When developing for iOS it’s often useful to navigate to the files you create in the simulator so you can inspect everything is how you expect it to be. The location of where the files live on disk has changed throughout the years but one thing has remained constant - it’s awkward to locate where the files are. Now days simctl and excellent wrappers around it like Control Room help make it simpler to locate your files but there is still too much friction. The friction of locating files becomes even more evident when working in a team where everyone has different tooling and levels of comfort with the various options.

Here’s a hack solution that avoids any third party tooling and keeps things consistent for all members on the team. The general idea is to detect we are running in a simulator and then drop a symlink on your desktop. Checking out the environment variables available when running in the simulator reveals there is all the information we need to make this happen.
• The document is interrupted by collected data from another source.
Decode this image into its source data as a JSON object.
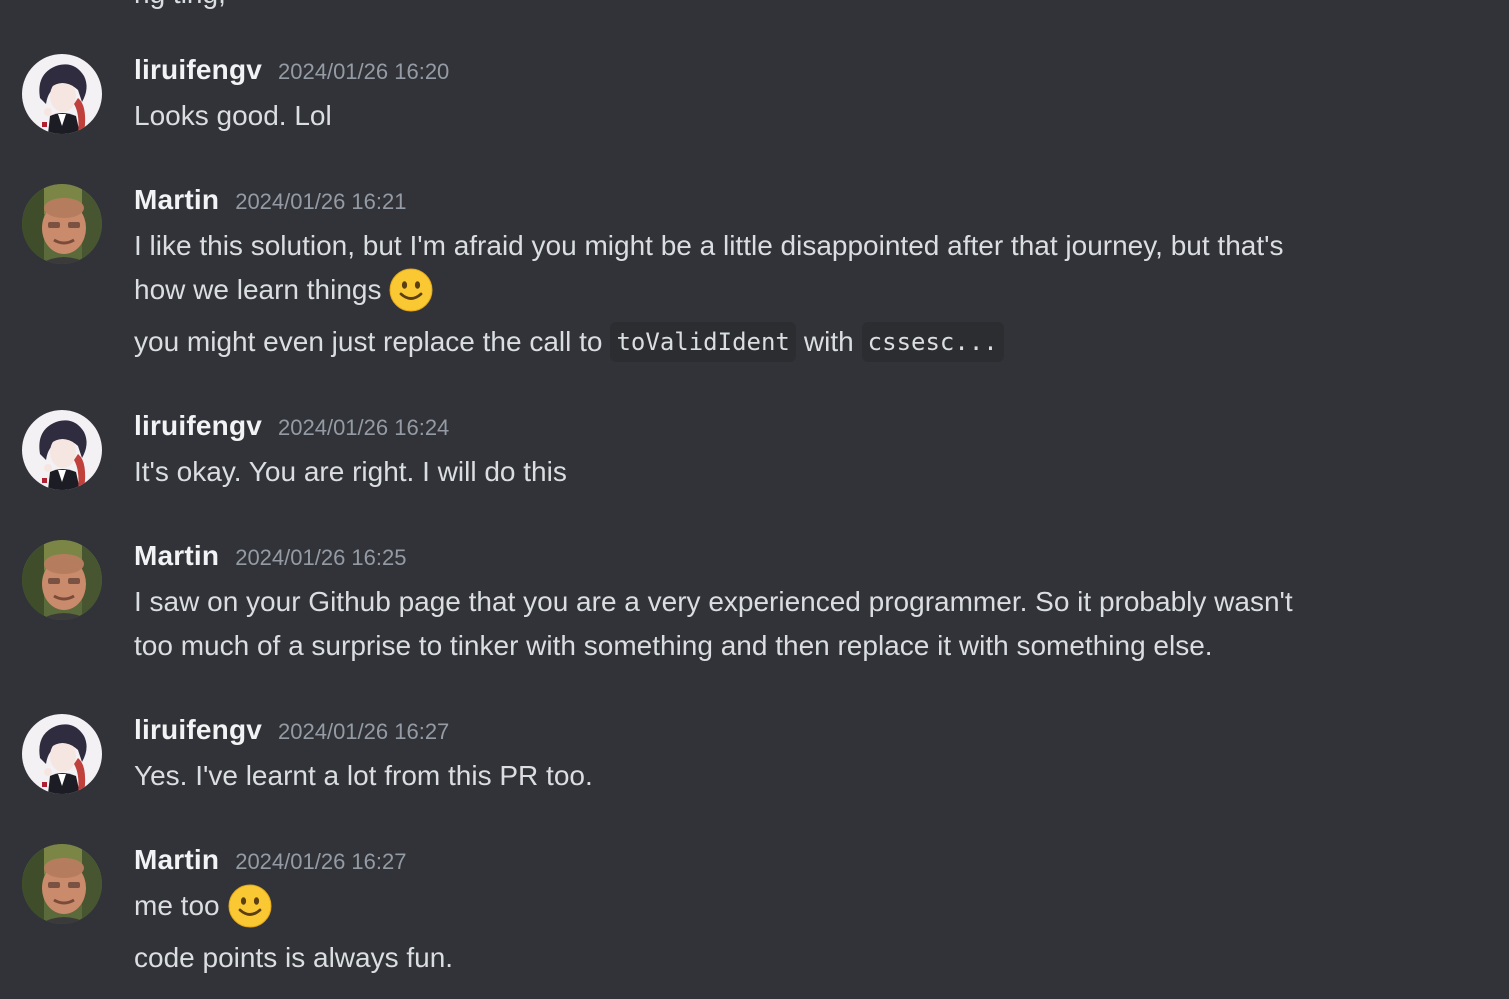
{
  "cutoff_text": "ng ting,",
  "messages": [
    {
      "author": "liruifengv",
      "time": "2024/01/26 16:20",
      "avatar": "anime-avatar",
      "lines": [
        "Looks good. Lol"
      ]
    },
    {
      "author": "Martin",
      "time": "2024/01/26 16:21",
      "avatar": "photo-avatar",
      "lines": [
        "I like this solution, but I'm afraid you might be a little disappointed after that journey, but that's",
        "how we learn things"
      ],
      "line3_prefix": "you might even just replace the call to",
      "line3_code1": "toValidIdent",
      "line3_mid": "with",
      "line3_code2": "cssesc..."
    },
    {
      "author": "liruifengv",
      "time": "2024/01/26 16:24",
      "avatar": "anime-avatar",
      "lines": [
        "It's okay. You are right. I will do this"
      ]
    },
    {
      "author": "Martin",
      "time": "2024/01/26 16:25",
      "avatar": "photo-avatar",
      "lines": [
        "I saw on your Github page that you are a very experienced programmer. So it probably wasn't",
        "too much of a surprise to tinker with something and then replace it with something else."
      ]
    },
    {
      "author": "liruifengv",
      "time": "2024/01/26 16:27",
      "avatar": "anime-avatar",
      "lines": [
        "Yes. I've learnt a lot from this PR too."
      ]
    },
    {
      "author": "Martin",
      "time": "2024/01/26 16:27",
      "avatar": "photo-avatar",
      "lines": [
        "me too",
        "code points is always fun."
      ]
    }
  ],
  "emoji": "slightly-smiling-face-icon",
  "colors": {
    "background": "#313338",
    "author": "#f2f3f5",
    "text": "#dbdee1",
    "timestamp": "#949ba4",
    "code_bg": "#2b2d31",
    "emoji": "#f9c832"
  }
}
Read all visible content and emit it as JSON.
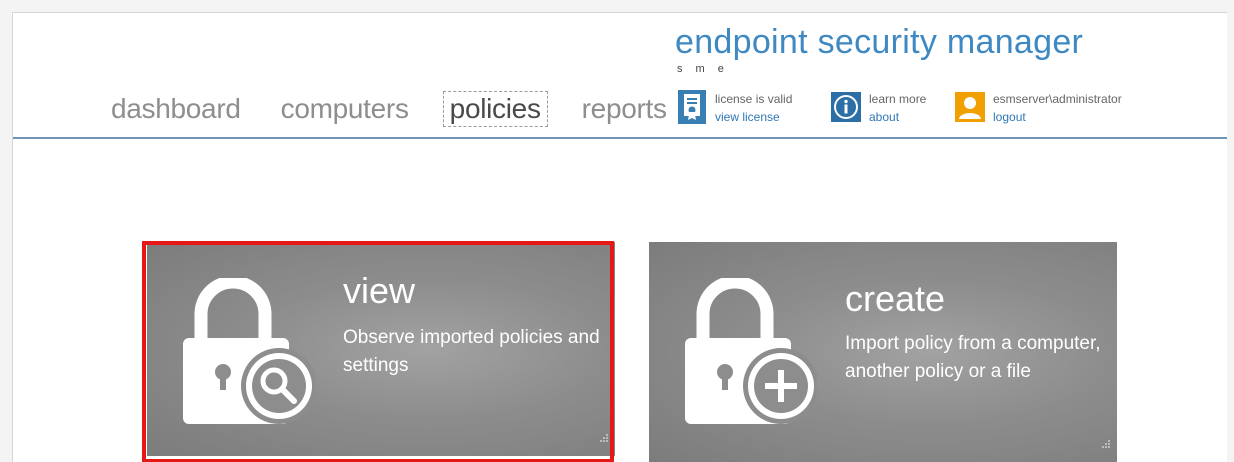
{
  "app": {
    "title": "endpoint security manager",
    "subtitle": "s m e"
  },
  "nav": {
    "items": [
      {
        "label": "dashboard",
        "active": false
      },
      {
        "label": "computers",
        "active": false
      },
      {
        "label": "policies",
        "active": true
      },
      {
        "label": "reports",
        "active": false
      }
    ]
  },
  "status": {
    "license": {
      "line1": "license is valid",
      "link": "view license",
      "icon": "license-icon"
    },
    "about": {
      "line1": "learn more",
      "link": "about",
      "icon": "info-icon"
    },
    "user": {
      "line1": "esmserver\\administrator",
      "link": "logout",
      "icon": "user-icon"
    }
  },
  "tiles": {
    "view": {
      "title": "view",
      "description": "Observe imported policies and settings",
      "icon": "lock-search-icon",
      "selected": true
    },
    "create": {
      "title": "create",
      "description": "Import policy from a computer, another policy or a file",
      "icon": "lock-add-icon",
      "selected": false
    }
  },
  "colors": {
    "accent": "#3f89c3",
    "header_line": "#6e95b8",
    "tile_bg": "#8d8d8d",
    "selection": "#e81717",
    "user_icon": "#f0a000"
  }
}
#if targetEnvironment(simulator)
    let environment = ProcessInfo.processInfo.environment
    if
        let rootFolder = environment["SIMULATOR_HOST_HOME"].map(URL.init(fileURLWithPath:))?.appendingPathComponent("Desktop/SimulatorData"),
        let simulatorHome = environment["HOME"].map(URL.init(fileURLWithPath:)),
        let simulatorVersion = environment["SIMULATOR_RUNTIME_VERSION"],
        let simulatorName = environment["SIMULATOR_DEVICE_NAME"],
        let productName = Bundle.main.infoDictionary?["CFBundleName"]
    {
        let symlink = rootFolder.appendingPathComponent("\(productName) \(simulatorName) (\(simulatorVersion))")
    
        let fileManager = FileManager.default
        try? fileManager.createDirectory(at: rootFolder, withIntermediateDirectories: true)
        try? fileManager.removeItem(at: symlink)
        try? fileManager.createSymbolicLink(at: symlink, withDestinationURL: simulatorHome)
    }
#endif

Now whenever you run your app in the simulator a fresh new symlink will be created on your mac’s desktop making it really quick to go from thinking “I need to look in my apps data folder” to being there in Finder.

Wrap up

This problem has annoyed me for a long time (I wrote a Ruby gem 10 years ago to help with locating simulator directories 1). I’ve used multiple tools over the years from my gem, to various third party apps and now I mostly use simctl directly. This is my new favourite solution that requires no third parties or searching through my zsh history - it’s only taken 10 years of pushing this particular stone up a hill to come up with this idea 🤦🏼‍♂️.